Background
Jens joined ORNL in March 2020. He graduated from Leipzig University, Germany with a doctorate in Physics in 2011, where he worked with Klaus Kroy on analytical models of biopolymer networks. Actin filaments in the cytoskeleton constitute an important example. During his graduate studies, he first came into contact with GPUs for scientific computation in 2009, and later explored their use for the simulation of block copolymer phase transitions, as a Postdoc with David Morse (Chemical Engineering and Materials Science, University of Minnesota). In particular, he demonstrated universality of coarse-grained models of block copolymer melts beyond the self-consistent mean-field theories, using molecular simulation.

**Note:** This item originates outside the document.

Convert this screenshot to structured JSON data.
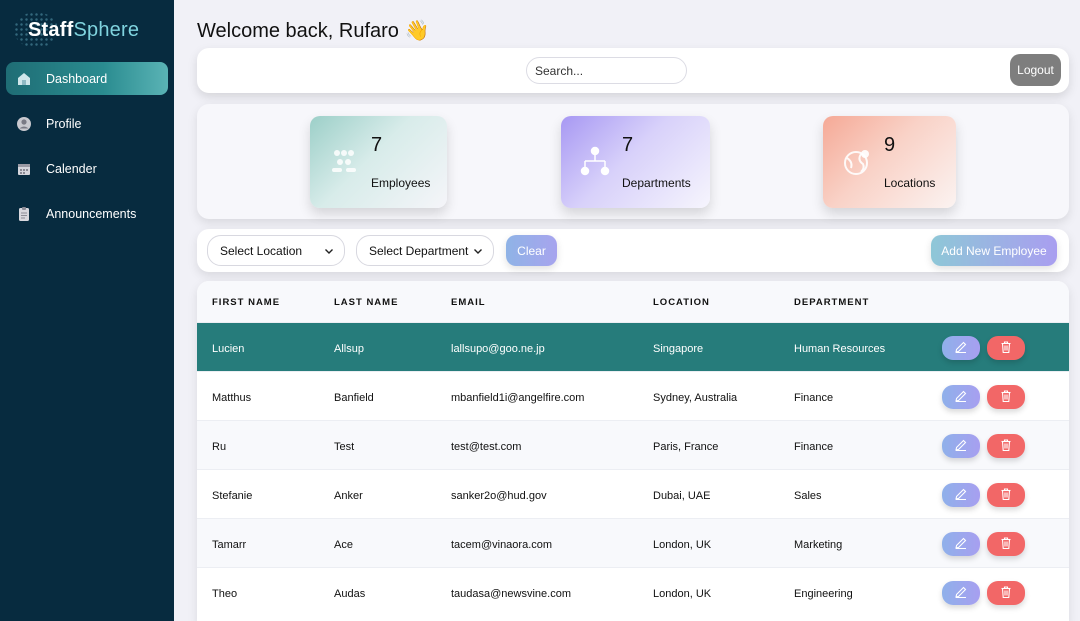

He is also a developer of the general-purpose, GPU accelerated simulation toolkit HOOMD-blue. Jens designed its multi-GPU capabilities and tested them on the Titan supercomputer at OLCF not long after it had completed acceptance testing in 2013. From 2013-2020, Jens was a Postdoc and Assistant Research Scientist in Sharon Glotzer’s group (Chemical Engineering, University of Michigan), working on HOOMD development and colloidal crystallization.
His research focuses on colloidal and bio-molecular self-assembly, including depletion interactions and protein crystallization. At ORNL, Jens is developing efficient parallel simulation algorithms to investigate assembly pathways of novel synthetic nano- and biomaterials. He assists users to optimize and run their codes on facility resources.